Hurrah! the stage was set up at last.
Then the dogs were dressed, the seats given a last wipe-down—and suddenly boom! boom! the big drum, furiously beaten, rolled out its deep-toned summons. Instantly a perfect hurricane of discordant, ear-splitting noises was let loose in front of the show-tent. Answering the deafening rumble of the big drum, the fifes and ophicleide awoke, the kettledrum began its rub-a-dub, the cymbals clashed, and the whole booth shivered and shook from floor to roof-tree.

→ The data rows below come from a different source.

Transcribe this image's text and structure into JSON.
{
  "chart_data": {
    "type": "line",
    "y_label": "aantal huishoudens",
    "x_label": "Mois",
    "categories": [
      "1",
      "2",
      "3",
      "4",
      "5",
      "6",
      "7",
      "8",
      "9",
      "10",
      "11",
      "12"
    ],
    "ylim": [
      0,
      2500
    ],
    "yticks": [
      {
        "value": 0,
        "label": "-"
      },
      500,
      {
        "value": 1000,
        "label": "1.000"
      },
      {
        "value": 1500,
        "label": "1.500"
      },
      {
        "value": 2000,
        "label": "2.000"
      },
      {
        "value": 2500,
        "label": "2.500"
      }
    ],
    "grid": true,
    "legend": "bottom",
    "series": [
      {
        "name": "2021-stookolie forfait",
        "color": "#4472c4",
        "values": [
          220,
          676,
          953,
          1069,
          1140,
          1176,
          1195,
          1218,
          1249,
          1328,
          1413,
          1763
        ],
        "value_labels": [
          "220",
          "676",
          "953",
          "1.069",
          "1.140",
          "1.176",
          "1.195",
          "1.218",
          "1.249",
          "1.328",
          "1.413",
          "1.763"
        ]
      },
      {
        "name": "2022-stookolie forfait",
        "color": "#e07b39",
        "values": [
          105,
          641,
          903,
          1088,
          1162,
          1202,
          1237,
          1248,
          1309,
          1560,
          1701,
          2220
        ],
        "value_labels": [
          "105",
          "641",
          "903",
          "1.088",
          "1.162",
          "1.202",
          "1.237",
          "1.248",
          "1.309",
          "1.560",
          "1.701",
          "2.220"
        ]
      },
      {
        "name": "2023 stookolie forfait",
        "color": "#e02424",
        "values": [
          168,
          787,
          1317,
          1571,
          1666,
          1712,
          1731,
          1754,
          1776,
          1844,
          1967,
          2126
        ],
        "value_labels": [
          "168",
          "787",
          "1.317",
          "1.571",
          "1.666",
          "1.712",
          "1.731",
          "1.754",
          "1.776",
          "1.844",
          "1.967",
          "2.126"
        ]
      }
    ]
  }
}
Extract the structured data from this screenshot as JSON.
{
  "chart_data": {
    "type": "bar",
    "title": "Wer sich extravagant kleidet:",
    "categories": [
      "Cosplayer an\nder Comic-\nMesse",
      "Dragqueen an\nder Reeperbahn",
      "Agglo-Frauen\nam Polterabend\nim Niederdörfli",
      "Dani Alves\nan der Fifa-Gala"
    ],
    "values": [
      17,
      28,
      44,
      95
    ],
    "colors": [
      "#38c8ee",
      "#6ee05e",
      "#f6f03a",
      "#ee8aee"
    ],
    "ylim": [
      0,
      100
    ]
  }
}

Shouts, yells, bursts of ribald laughter, combined in one deep-toned, incessant roar to form the bass, while cat-calls, cries of vituperation and repartee, the trampling of many feet marking time before the doors, the clown’s voice rising and falling amid a tempest of scuffling and kicking, all met and mingled in the air above the red glow of the pitch-pine torches flaring in the wind, and punctuating the general din one never-ceasing refrain—
“First seats one franc; second seats half a franc; third places twenty centimes—only twenty centimes. Walk up, ladies and gentlemen; just about to begin! Citizens and soldiers, walk up, walk up!”
XIII
A torrent of humanity surged up the steps, pushing, shoving, shouting; then, suddenly released, poured tumultuously over the seats of the auditorium. Then the big drum redoubled its efforts, the fife blew its shrillest, the ophicleide lost all control of its keys, tom-toms and hand-bells, frantically beaten, added their quota to the din, the kettledrums made a terrific rub-a-dub, and the whole force of the company, a mad whirl of startling colours and flashing spangles, danced a fandango on the platform.
“Walk up, gentlemen, walk up!” the master-showman kept yelling; “here you shall see what you shall see—marvels and miracles you’ve never seen the like of before! Look at me! I am the world-famous Brinzipoff, director-in-chief to the Royal Theatre of St. Petersburg and to all the crowned heads of Europe! Hi! ho! hup! only twenty centimes the back seats! Halloa! ha! hurrah! here you are, here you are, ladies and gentlemen, this way for the front seats!”